VCD fordert Ende des Gigaliner-Pilotprojektes
Pressemitteilung 18/2007 vom 12.07.2007
Überlange Lkw gefährden Verkehrssicherheit
Hannover. Der Verkehrsclub Deutschland (VCD) fordert das Land Niedersachsen auf, die Testphase für die sogenannten Gigaliner zu beenden. Gegen den Widerstand aus EU und Bund versucht die Landesregierung in Hannover in einem bis Ende Juli laufenden Pilotprojekt, überlange Lkw auf den Fernstraßen zu etablieren. „Niedersachsen soll seine unrühmliche Sonderrolle zur Förderung des Schwerlastgewerbes aufgeben und stattdessen zukunftsfähige Verkehrskonzepte unterstützen!“, fordert VCD-Landesvorsitzender Michael Frömming.
Nach Informationen des VCD mehreren sich bereits Stimmen aus dem Speditionsgewerbe, das Ladegewicht auf 60 Tonnen zu erhöhen. „Diese Monstertrucks gefährden Leben und Gesundheit! Immer wieder sind Lkw in schlimme Unfälle verwickelt. Nicht auszudenken, wenn eines Tages ein 60-Tonner in ein Stauende rast!“, so Frömming. Straßen, Brücken und Kurvenradien seien überdies für Gigaliner überhaupt nicht ausgelegt.
Neben Verkehrssicherheits-Gesichtspunkten bemängelt der VCD die fehlende verkehrspolitische Tauglichkeit des Gigaliners. Nach Meinung des VCD unterlaufen Gigaliner die Idee der Lkw-Maut. Statt die Gebühr für zwei Lkw zu entrichten, könnten Spediteure dank des höheren Ladevolumens in vielen Fällen einen zweiten Sattelzug sparen. Was im ersten Blick ökologisch klingt, bedeutet in der Realität eine weitere Verzerrung des Wettbewerbs zur weitaus umweltfreundlicheren Eisenbahn. Alleine im so genannten „Kombinierten Verkehr" würden nach Angaben der Bundesverkehrsministeriums knapp 14 Millionen Tonnen Fracht (32,3 % der untersuchten Schienentransporte) von der Schiene auf die Straße abwandern.

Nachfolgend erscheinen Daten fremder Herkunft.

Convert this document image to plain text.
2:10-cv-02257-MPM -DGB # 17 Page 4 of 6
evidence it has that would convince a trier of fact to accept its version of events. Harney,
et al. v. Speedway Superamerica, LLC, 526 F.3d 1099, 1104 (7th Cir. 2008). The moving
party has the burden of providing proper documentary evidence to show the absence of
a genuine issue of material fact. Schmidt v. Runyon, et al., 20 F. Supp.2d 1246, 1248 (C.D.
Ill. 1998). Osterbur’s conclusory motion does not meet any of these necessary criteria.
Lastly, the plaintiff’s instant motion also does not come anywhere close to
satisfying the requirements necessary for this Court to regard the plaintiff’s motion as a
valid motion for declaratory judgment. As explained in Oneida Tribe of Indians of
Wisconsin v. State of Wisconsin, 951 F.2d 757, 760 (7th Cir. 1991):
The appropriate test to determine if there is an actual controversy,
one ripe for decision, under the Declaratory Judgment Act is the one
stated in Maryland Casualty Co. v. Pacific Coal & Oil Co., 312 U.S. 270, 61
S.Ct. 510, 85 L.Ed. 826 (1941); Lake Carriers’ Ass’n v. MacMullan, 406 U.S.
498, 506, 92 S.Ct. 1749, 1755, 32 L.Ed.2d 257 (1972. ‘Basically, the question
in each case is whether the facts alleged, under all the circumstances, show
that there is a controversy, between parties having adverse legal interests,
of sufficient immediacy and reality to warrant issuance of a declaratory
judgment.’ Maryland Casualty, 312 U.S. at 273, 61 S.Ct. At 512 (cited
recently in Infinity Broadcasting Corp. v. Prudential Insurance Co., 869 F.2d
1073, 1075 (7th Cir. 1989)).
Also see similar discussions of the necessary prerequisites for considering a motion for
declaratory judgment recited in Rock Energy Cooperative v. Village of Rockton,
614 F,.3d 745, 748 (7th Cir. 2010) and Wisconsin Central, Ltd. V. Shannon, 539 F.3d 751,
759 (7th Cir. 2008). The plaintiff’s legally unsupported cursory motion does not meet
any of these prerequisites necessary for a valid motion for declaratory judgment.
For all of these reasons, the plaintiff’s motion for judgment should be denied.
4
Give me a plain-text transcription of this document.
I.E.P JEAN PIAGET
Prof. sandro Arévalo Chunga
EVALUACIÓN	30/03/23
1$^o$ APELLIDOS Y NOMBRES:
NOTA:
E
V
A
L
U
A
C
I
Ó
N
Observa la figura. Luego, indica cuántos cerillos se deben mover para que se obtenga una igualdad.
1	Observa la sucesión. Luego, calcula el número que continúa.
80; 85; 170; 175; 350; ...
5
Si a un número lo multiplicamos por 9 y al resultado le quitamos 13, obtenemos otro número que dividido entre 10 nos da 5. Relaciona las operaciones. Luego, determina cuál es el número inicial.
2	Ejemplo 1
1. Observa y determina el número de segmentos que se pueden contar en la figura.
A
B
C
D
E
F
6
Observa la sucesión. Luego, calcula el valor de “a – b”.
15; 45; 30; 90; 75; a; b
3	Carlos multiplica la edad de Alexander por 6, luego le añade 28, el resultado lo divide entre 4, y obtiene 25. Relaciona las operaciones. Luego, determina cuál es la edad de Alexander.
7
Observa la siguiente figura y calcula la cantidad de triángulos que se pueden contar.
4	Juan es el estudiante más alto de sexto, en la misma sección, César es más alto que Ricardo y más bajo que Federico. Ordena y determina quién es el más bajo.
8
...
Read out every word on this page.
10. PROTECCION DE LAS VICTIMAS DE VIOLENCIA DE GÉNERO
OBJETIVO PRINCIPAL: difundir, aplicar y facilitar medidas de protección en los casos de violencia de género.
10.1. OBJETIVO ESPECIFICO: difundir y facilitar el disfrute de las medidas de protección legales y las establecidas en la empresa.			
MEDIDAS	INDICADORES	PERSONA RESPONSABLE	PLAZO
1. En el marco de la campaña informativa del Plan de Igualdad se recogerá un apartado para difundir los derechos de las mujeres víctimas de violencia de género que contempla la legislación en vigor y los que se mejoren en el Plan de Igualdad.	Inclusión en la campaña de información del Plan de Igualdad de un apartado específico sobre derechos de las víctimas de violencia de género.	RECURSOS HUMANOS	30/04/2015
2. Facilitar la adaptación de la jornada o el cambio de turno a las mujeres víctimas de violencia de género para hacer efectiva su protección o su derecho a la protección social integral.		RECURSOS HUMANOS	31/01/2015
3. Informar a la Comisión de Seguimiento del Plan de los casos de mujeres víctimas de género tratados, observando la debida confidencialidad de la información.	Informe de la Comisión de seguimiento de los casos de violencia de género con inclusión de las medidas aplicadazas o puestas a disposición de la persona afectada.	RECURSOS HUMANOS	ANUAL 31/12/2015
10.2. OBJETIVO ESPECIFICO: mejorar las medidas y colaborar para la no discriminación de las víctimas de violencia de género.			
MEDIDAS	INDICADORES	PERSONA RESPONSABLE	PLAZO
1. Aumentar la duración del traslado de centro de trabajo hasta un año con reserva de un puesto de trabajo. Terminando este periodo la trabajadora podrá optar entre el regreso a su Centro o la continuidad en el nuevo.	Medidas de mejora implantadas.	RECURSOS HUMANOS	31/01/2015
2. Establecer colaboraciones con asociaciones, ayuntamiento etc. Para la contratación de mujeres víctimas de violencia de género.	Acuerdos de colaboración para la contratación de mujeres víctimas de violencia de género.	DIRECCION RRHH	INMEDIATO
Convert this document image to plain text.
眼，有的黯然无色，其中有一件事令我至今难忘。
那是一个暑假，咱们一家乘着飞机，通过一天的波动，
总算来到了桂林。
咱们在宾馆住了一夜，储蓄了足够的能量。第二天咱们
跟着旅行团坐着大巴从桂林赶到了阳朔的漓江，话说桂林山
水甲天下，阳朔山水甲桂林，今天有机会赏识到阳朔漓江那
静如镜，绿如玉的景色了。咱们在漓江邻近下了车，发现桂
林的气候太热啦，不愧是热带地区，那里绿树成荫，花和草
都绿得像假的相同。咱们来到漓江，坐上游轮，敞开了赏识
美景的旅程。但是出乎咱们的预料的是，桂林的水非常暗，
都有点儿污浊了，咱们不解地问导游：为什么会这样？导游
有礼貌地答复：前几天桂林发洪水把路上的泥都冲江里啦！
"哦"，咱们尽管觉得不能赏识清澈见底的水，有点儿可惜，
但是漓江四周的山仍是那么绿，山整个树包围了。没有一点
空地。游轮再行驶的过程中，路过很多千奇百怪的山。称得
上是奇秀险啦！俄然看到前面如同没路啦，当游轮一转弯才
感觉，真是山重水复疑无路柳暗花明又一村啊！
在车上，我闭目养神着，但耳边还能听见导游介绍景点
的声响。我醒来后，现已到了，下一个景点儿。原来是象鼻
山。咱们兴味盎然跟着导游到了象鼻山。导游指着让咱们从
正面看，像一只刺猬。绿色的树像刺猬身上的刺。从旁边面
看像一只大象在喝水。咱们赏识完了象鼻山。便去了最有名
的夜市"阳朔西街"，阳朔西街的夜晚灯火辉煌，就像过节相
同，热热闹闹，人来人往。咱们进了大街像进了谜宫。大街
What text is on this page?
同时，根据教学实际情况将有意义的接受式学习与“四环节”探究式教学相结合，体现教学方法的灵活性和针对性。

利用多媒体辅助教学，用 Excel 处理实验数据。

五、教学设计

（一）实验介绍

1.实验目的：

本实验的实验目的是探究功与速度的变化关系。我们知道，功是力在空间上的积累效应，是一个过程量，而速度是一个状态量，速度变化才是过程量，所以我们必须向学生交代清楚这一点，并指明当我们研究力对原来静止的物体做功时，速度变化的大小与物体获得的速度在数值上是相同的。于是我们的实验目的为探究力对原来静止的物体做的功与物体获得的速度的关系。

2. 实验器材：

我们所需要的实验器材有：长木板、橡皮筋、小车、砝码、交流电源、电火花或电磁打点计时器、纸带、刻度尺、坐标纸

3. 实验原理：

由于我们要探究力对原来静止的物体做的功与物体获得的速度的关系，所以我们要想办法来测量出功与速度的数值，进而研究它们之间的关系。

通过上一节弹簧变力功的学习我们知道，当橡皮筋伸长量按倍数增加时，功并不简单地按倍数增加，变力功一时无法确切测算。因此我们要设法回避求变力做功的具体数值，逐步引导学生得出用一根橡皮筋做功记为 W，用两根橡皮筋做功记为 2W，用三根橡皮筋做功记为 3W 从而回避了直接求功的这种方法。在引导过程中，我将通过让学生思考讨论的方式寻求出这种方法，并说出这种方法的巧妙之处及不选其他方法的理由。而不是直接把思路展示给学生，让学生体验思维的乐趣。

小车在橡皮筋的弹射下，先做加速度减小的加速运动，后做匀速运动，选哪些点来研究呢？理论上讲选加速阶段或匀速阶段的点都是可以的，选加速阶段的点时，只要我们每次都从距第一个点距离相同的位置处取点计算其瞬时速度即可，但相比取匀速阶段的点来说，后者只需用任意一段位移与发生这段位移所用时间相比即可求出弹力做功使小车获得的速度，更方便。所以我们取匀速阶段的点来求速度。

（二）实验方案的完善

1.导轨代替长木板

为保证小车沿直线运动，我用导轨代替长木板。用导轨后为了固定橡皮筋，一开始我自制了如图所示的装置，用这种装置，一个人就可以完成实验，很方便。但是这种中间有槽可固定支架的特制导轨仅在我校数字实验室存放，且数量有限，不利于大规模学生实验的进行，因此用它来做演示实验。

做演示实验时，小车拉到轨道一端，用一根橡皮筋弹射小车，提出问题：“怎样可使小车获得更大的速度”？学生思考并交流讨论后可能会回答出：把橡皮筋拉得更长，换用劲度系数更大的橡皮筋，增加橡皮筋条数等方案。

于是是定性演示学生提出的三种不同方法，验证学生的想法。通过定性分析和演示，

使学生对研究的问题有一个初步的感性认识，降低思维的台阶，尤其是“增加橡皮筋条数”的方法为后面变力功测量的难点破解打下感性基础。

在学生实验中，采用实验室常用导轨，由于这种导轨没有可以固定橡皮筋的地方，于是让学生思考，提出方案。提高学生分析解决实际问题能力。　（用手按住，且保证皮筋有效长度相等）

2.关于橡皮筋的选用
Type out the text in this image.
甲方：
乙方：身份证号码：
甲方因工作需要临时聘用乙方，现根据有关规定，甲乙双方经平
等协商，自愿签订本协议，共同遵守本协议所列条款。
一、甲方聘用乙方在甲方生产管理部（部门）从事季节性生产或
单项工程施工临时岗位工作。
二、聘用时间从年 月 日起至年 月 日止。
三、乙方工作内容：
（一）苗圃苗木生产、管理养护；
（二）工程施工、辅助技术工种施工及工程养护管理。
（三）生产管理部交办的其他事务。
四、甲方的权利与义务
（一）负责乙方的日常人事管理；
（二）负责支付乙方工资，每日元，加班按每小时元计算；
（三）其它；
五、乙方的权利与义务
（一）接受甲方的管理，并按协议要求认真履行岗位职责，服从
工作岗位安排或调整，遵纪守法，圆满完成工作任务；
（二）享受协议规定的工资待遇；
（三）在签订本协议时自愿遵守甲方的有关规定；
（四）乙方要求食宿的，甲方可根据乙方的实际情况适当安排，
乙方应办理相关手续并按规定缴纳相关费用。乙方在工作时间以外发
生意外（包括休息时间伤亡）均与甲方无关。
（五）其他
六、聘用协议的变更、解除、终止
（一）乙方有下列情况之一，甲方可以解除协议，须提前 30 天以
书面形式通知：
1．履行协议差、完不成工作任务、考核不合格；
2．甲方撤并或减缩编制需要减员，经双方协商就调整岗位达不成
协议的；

Der Verkehrsclub Deutschland (VCD) fordert, sich den Herausforderungen des Klimawandels einerseits und den Mobilitätsbedürfnissen unserer Gesellschaft andererseits zu stellen. „Eine intelligente Politik trägt dafür Sorge, unnötige Transporte durch eine angemessen hohe Lkw-Maut gänzlich zu vermeiden, beziehungsweise notwendige Gütertransporte auf die Bahn zu verlagern. Der VCD als Motor der Lkw-Maut-Debatte wird sich daher weiter für dessen schrittweise Erhöhung sowie Ausdehnung auf alle Fernstraßen und Kleinlaster einsetzen!“, erklärt Frömming. Das Land solle sich nach Auffassung des VCD für den Ausbau des bestehenden Bahnnetzes einsetzen. Seit dem 2. Weltkrieg wurden mehr als 3.000 Kilometer Bahntrasse in Niedersachsen stillgelegt.